2019 Returns May Live or Die on This Relief Rally: a Chart Guide
(Bloomberg) -- Whisper it quietly: Goldilocks may be back.
Stock volatility is tumbling, the S&P 500 Index is enjoying three days of gains for the first time since November and U.S. credit markets are posting the mother of all rebounds -- a spirited cross-asset bounce that belies the December global meltdown.
For dip buyers, the stars are aligning. President Donald Trump appears to be aware of the negative impact of his aggressive trade policies on the equity bull market he took credit for, moderating his stance accordingly. The Federal Reserve is singing a move dovish tune, potentially easing financial conditions as well as upward pressure on the dollar. Stimulus in China is another reason for cheer.
But fears persist, with Brexit, slowing global growth and rising debt levels threatening to punish those rediscovering their appetite for risk.
Here’s a look at key reversals underway and levels to watch in the days ahead.
The greenback’s solid advance in 2018 helped drive the ‘America First’ global story, hitting emerging markets and commodities in its wake. Just a few days in, there are signs of a turn, with the U.S. Dollar Index falling for eight sessions in the past 10. Wall Street is turning more bearish on the currency, even as investors still hold a net long position overall.
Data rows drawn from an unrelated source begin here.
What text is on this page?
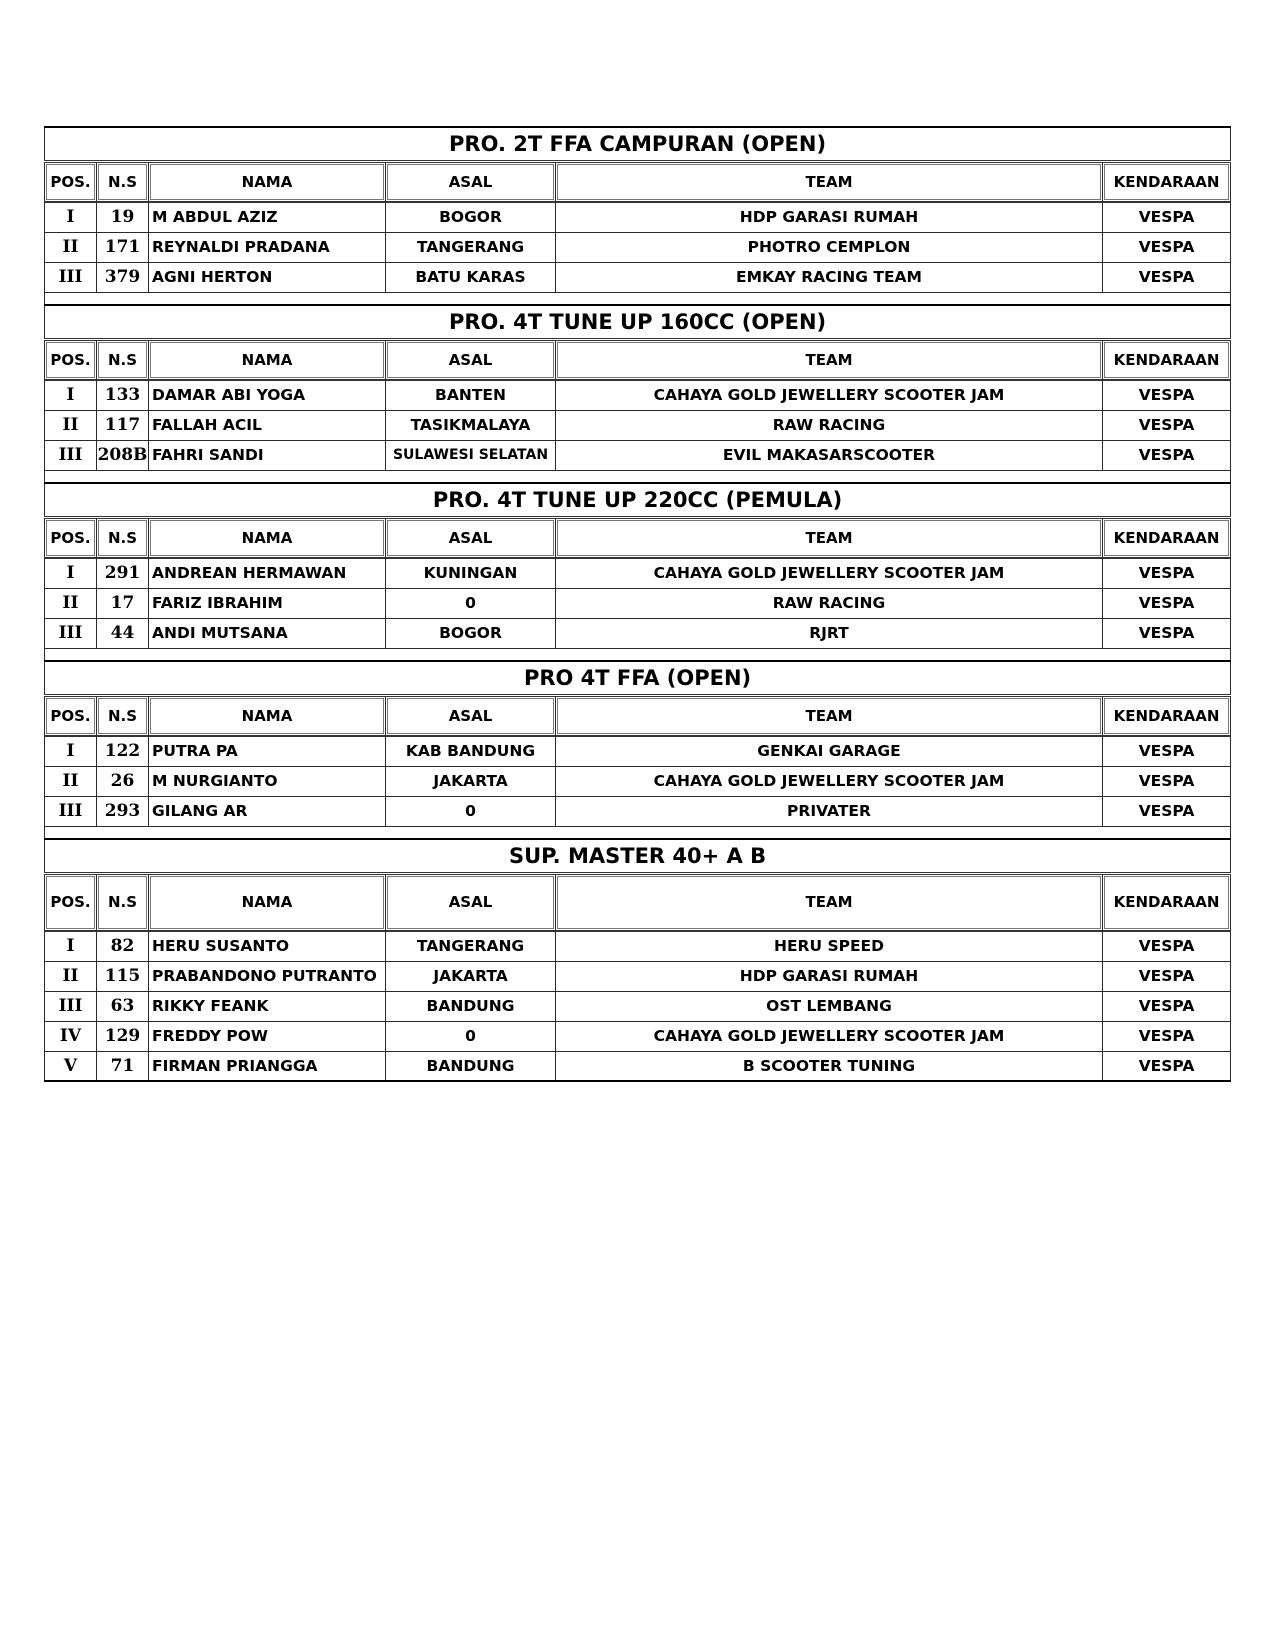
PRO. 2T FFA CAMPURAN (OPEN)					
POS.	N.S	NAMA	ASAL	TEAM	KENDARAAN
I	19	M ABDUL AZIZ	BOGOR	HDP GARASI RUMAH	VESPA
II	171	REYNALDI PRADANA	TANGERANG	PHOTRO CEMPLON	VESPA
III	379	AGNI HERTON	BATU KARAS	EMKAY RACING TEAM	VESPA

PRO. 4T TUNE UP 160CC (OPEN)					
POS.	N.S	NAMA	ASAL	TEAM	KENDARAAN
I	133	DAMAR ABI YOGA	BANTEN	CAHAYA GOLD JEWELLERY SCOOTER JAM	VESPA
II	117	FALLAH ACIL	TASIKMALAYA	RAW RACING	VESPA
III	208B	FAHRI SANDI	SULAWESI SELATAN	EVIL MAKASARSCOOTER	VESPA

PRO. 4T TUNE UP 220CC (PEMULA)					
POS.	N.S	NAMA	ASAL	TEAM	KENDARAAN
I	291	ANDREAN HERMAWAN	KUNINGAN	CAHAYA GOLD JEWELLERY SCOOTER JAM	VESPA
II	17	FARIZ IBRAHIM	0	RAW RACING	VESPA
III	44	ANDI MUTSANA	BOGOR	RJRT	VESPA

PRO 4T FFA (OPEN)					
POS.	N.S	NAMA	ASAL	TEAM	KENDARAAN
I	122	PUTRA PA	KAB BANDUNG	GENKAI GARAGE	VESPA
II	26	M NURGIANTO	JAKARTA	CAHAYA GOLD JEWELLERY SCOOTER JAM	VESPA
III	293	GILANG AR	0	PRIVATER	VESPA

SUP. MASTER 40+ A B					
POS.	N.S	NAMA	ASAL	TEAM	KENDARAAN
I	82	HERU SUSANTO	TANGERANG	HERU SPEED	VESPA
II	115	PRABANDONO PUTRANTO	JAKARTA	HDP GARASI RUMAH	VESPA
III	63	RIKKY FEANK	BANDUNG	OST LEMBANG	VESPA
IV	129	FREDDY POW	0	CAHAYA GOLD JEWELLERY SCOOTER JAM	VESPA
V	71	FIRMAN PRIANGGA	BANDUNG	B SCOOTER TUNING	VESPA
The 200-day moving average for the U.S. currency is about 0.6 percent away, while the 100-day metric may now form resistance for any rebound.
China’s yuan is making a quiet comeback. The prospect of a trade breakthrough boosted the currency to its strongest since August in offshore trading.
In Europe, the 50-day moving average of the Stoxx 600 Index could be a key focus in the coming days. In the last few sessions of 2018, the gauge hit the lowest in more than two years and ended down more than 13 percent, the worst annual performance since the crisis.
Since then it’s climbed about 6 percent, rising three of the past four days, even as economists fret Germany is headed for a technical recession.
The roller-coaster in U.S. equities continues. The S&P 500 is enjoying its best start to a year in at least a decade.
“There is a risk that investors who miss any rally could lose out on the bulk of the returns on offer this year,” Goldman Sachs Group Inc. strategists led by Peter Oppenheimer wrote in a note this week.
And debt is back, with high-yield credit tightening at some of the fastest levels since the crisis as inflows return.
In a bullish signal for the industrial cycle, oil is on course for the best start to a year on record. West Texas Intermediate crude has rallied almost 13 percent in the first six trading days -- more than in any comparable period in a data series stretching back to 1983.
On the flipside, the surge in demand for Treasuries -- part of a broad shift into safe havens that took hold in recent weeks -- appears to be easing. The yield on the benchmark 10-year U.S. government bond is climbing fast. Having brushed 2.55 percent less than a week ago, it’s almost 20 basis points higher, with 2.75 percent the next potential milestone.
At a $38 billion auction of three-year debt on Tuesday, the bid-to-cover ratio was the lowest since 2009.